Microsoft Research and the University of Toronto made a breakthrough in improving translations by using a technique called Deep Neural Networks, which is patterned after human brain behaviour. The researchers were able to train more discriminative and better speech recognizers than previous methods.[ 1 ]
Back in October 2012, Microsoft researchers demonstrated software that translates spoken English into spoken Chinese almost instantly, while preserving the tone of a speaker’s voice – an innovation that makes conversation more effective and personal.
The demonstration was made by Rick Rashid, Microsoft’s chief research officer, at an event in Tianjin, China. “I’m speaking in English and you’ll hear my words in Chinese in my own voice,” Rashid told the audience. The system works by recognizing a person’s words, quickly converting the text into properly ordered Chinese sentences, and then handing those over to speech synthesis software that has been trained to replicate the speaker’s voice. [ 2 ]
As Rashid explains in the Microsoft blog, “it required a text to speech system that Microsoft researchers built using a few hours speech of a native Chinese speaker and properties of my own voice taken from about one hour of pre-recorded (English) data, in this case recordings of previous speeches I’d made.”
As IBM’s Jeopardy champ “Watson” has shown, with enough information computers using neural networks can identify puns and wordplay in languages and learn to respond to questions involving them.
With further improvement in translation technologies, real time perfect translations could move from science fiction to science fact in the very near future. Wearable technology such as Google glass may soon be able to incorporate real time translation using cloud based services.
In a country where linguistic differences have and still affect such a significant portion of the population, such translation applications could be very useful.
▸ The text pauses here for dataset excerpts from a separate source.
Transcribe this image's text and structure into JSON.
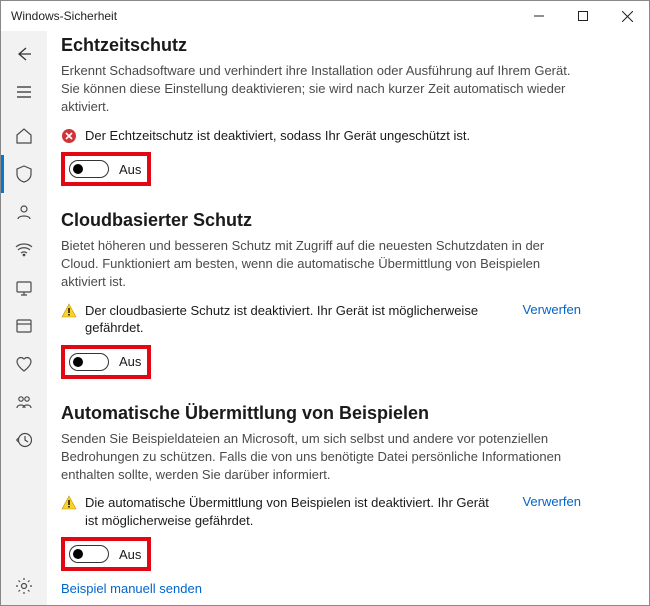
{
  "window": {
    "title": "Windows-Sicherheit"
  },
  "sidebar": {
    "items": [
      {
        "name": "home-icon"
      },
      {
        "name": "shield-icon"
      },
      {
        "name": "person-icon"
      },
      {
        "name": "wifi-icon"
      },
      {
        "name": "network-icon"
      },
      {
        "name": "app-browser-icon"
      },
      {
        "name": "device-health-icon"
      },
      {
        "name": "family-icon"
      },
      {
        "name": "history-icon"
      }
    ],
    "footer": {
      "name": "settings-icon"
    }
  },
  "sections": {
    "realtime": {
      "title": "Echtzeitschutz",
      "desc": "Erkennt Schadsoftware und verhindert ihre Installation oder Ausführung auf Ihrem Gerät. Sie können diese Einstellung deaktivieren; sie wird nach kurzer Zeit automatisch wieder aktiviert.",
      "alert_text": "Der Echtzeitschutz ist deaktiviert, sodass Ihr Gerät ungeschützt ist.",
      "toggle_label": "Aus"
    },
    "cloud": {
      "title": "Cloudbasierter Schutz",
      "desc": "Bietet höheren und besseren Schutz mit Zugriff auf die neuesten Schutzdaten in der Cloud. Funktioniert am besten, wenn die automatische Übermittlung von Beispielen aktiviert ist.",
      "alert_text": "Der cloudbasierte Schutz ist deaktiviert. Ihr Gerät ist möglicherweise gefährdet.",
      "dismiss_label": "Verwerfen",
      "toggle_label": "Aus"
    },
    "samples": {
      "title": "Automatische Übermittlung von Beispielen",
      "desc": "Senden Sie Beispieldateien an Microsoft, um sich selbst und andere vor potenziellen Bedrohungen zu schützen. Falls die von uns benötigte Datei persönliche Informationen enthalten sollte, werden Sie darüber informiert.",
      "alert_text": "Die automatische Übermittlung von Beispielen ist deaktiviert. Ihr Gerät ist möglicherweise gefährdet.",
      "dismiss_label": "Verwerfen",
      "toggle_label": "Aus",
      "manual_link": "Beispiel manuell senden"
    }
  }
}
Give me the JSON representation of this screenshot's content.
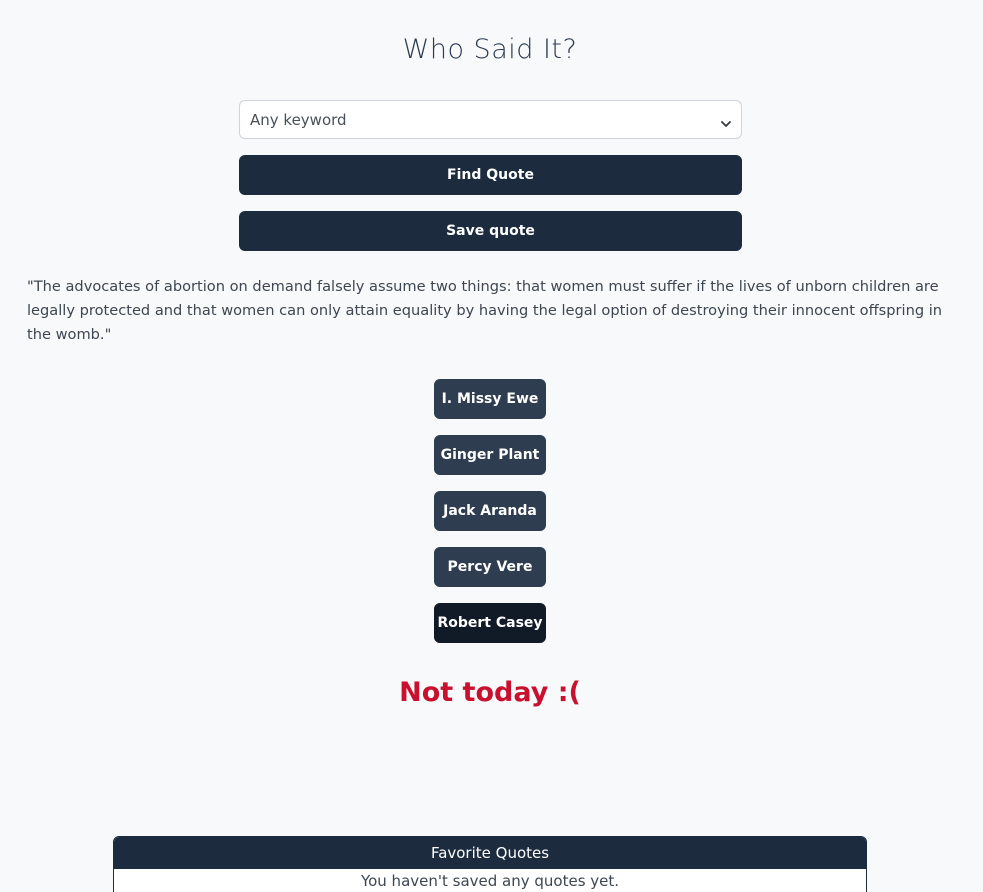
{
  "header": {
    "title": "Who Said It?"
  },
  "search": {
    "keyword_selected": "Any keyword"
  },
  "actions": {
    "find_label": "Find Quote",
    "save_label": "Save quote"
  },
  "quote": {
    "text": "\"The advocates of abortion on demand falsely assume two things: that women must suffer if the lives of unborn children are legally protected and that women can only attain equality by having the legal option of destroying their innocent offspring in the womb.\""
  },
  "answers": [
    {
      "label": "I. Missy Ewe"
    },
    {
      "label": "Ginger Plant"
    },
    {
      "label": "Jack Aranda"
    },
    {
      "label": "Percy Vere"
    },
    {
      "label": "Robert Casey"
    }
  ],
  "result": {
    "message": "Not today :("
  },
  "favorites": {
    "header": "Favorite Quotes",
    "empty_message": "You haven't saved any quotes yet."
  },
  "colors": {
    "primary": "#1c2b3d",
    "error": "#c9102e",
    "background": "#f8f9fa"
  },
  "icons": {
    "select_arrow": "chevron-down-icon"
  }
}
There should be some significant effort and backing put into developing translation services in the local market – an example of which is the website translation services developed by Dialog which, however, is only available for English to Sinhala translations. It is a small step but should be used as motivation for local developers to get involved in including Sinhala and Tamil to existing translation technologies – voice and text – in order to create applications that can help break language barriers.
While not so fantastical as a tower that reaches heaven, we may soon be able to embark on the next great project, which will hopefully help in understanding one another a little bit better in the future.